The following is a “Guest Column” provided by Rep. Wilhour published in the December 6, 2019 edition of the Effingham Daily News:
The path to financial stability in Illinois begins with pension reform. It is key to lowering the tax burden on residents and unlocking the vast economic potential that is being wasted in Illinois, and yet for those running our State Government, the issue is nearly untouchable, rarely spoken about and almost never acted upon.
In the just completed veto session we were presented with an unquestionable opportunity to act on pension reform. When there is a bipartisan movement on this issue you can rest assured that I am going to be at the table.
Like most things in Springfield, there are lots of misconceptions and misdirection when it comes to the police and fire pension reform legislation we approved during the Fall Veto Session.
The legislation (SB 1300) consolidates the 650 downstate police and fire pension funds. The idea is to leverage a higher rate of return on investments by pooling the combined resources in the funds. It’s simple economics, right? The increased investment power provided through the consolidation is our best shot at increasing the fund revenues and decreasing our liabilities without raising taxes or cutting services to police and fire personnel. With the newly combined $14 billion, the suburban and downstate police and fire plans could garner anywhere from $820 million to $2.5 billion in the next five years.
So, instead of asking taxpayers for more money to shore up these funds, we have an opportunity to substantially grow these funds through investments in the market. Limiting upward pressure on property taxes was always my objective with this legislation.
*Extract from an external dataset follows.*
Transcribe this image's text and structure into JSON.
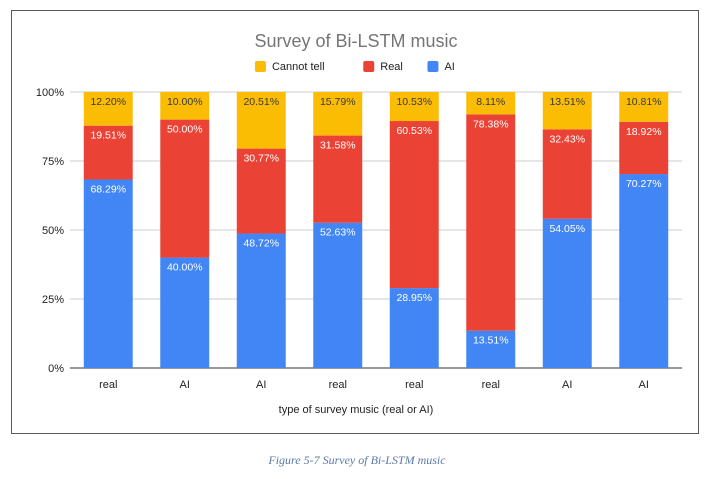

There were plenty of legitimate reasons to oppose this legislation. As we started negotiations, is was a good, common sense bill. Then, as often happens in Springfield, politicians opened it up to their special interest donors and they came in and mucked it up with special handouts. They added in Tier II pension enhancements that had nothing to do with the underlying bill. They did so without releasing an actuarial analysis on the cost, the severity of the problem and the minimum dollar amount it would take to fix it. This process was ridiculous and irresponsible and I can understand why some of my colleagues ultimately voted against SB 1300.
But I am troubled by legislators who misrepresent and mislead when it comes this bill. One such misconception is the so-called “loophole” allowing communities well-funded municipalities to be fleeced by underfunded pension trusts. This is false.
Senate Bill 1300 provides that:” The board shall separately calculate account balances for each participating pension fund. The operations and financial condition of each participating pension fund account shall not affect the account balance of any other participating pension fund. Further, investment returns earned by the Fund shall be allocated and distributed pro rata among each participating pension fund account in accordance with the value of the pension fund assets attributable to each fund.”
In other words, the legislation does not allow individual police and fire pension funds to unfairly take more than their fair share from the consolidated fund nor does it bail-out
mismanaged funds with other people’s money. All it does is allow the lesser funded members a chance to increase their returns. Legislation to supposedly protect the individual police and fire pension funds has been introduced but this legislation is simply not necessary as it is a bill to do exactly what Senate Bill 1300 already does! I would not have voted for the bill if there were no protections for the various funds being consolidated.
Another concern about SB 1300 is that consolidation means Illinois politicians are controlling all 650 downstate and suburban pension funds. I get the mistrust of government, believe me. But this is simply not true. These funds will be managed by a 9-member board of whom 5 of the board members are members of the pension system who are directly elected by their peers. Lawmakers and state agencies will NOT be able to touch these funds. It will be almost identical to how the Illinois Municipal Retirement Fund (IMRF) is managed and distributed.
The bottom line is Illinois has an unfunded pension liability of $241 billion, the highest in the nation, according to Moody’s. We can’t afford to delay reform any longer. As people who promote fiscal responsibly and streamlining of government, we can’t continue to balk every time we are asked to streamline our own government. Senate Bill 1300 is not the comprehensive solution Illinois needs and it included too many unnecessary handouts but at the end of the day it stands a good chance of putting local municipalities in a position to save taxpayer dollars and that is always my priority.
If we want to get serious, we need to pass a Constitutional Amendment to give the Legislature the ability to save public pensions from their impending collapse, but until that happens, we must embrace the reform opportunities we have. If we can’t take a simple, common sense step like consolidating pension funds – how do we expect to be able to do the larger, more comprehensive reforms we need?
Despite many concerns, I believe the original concept of consolidation for increased investment returns is sound and will save taxpayer money. Given a choice between some reform and no reform, I reluctantly chose some reform as I continue to advocate for the comprehensive pension reform our State desperately needs.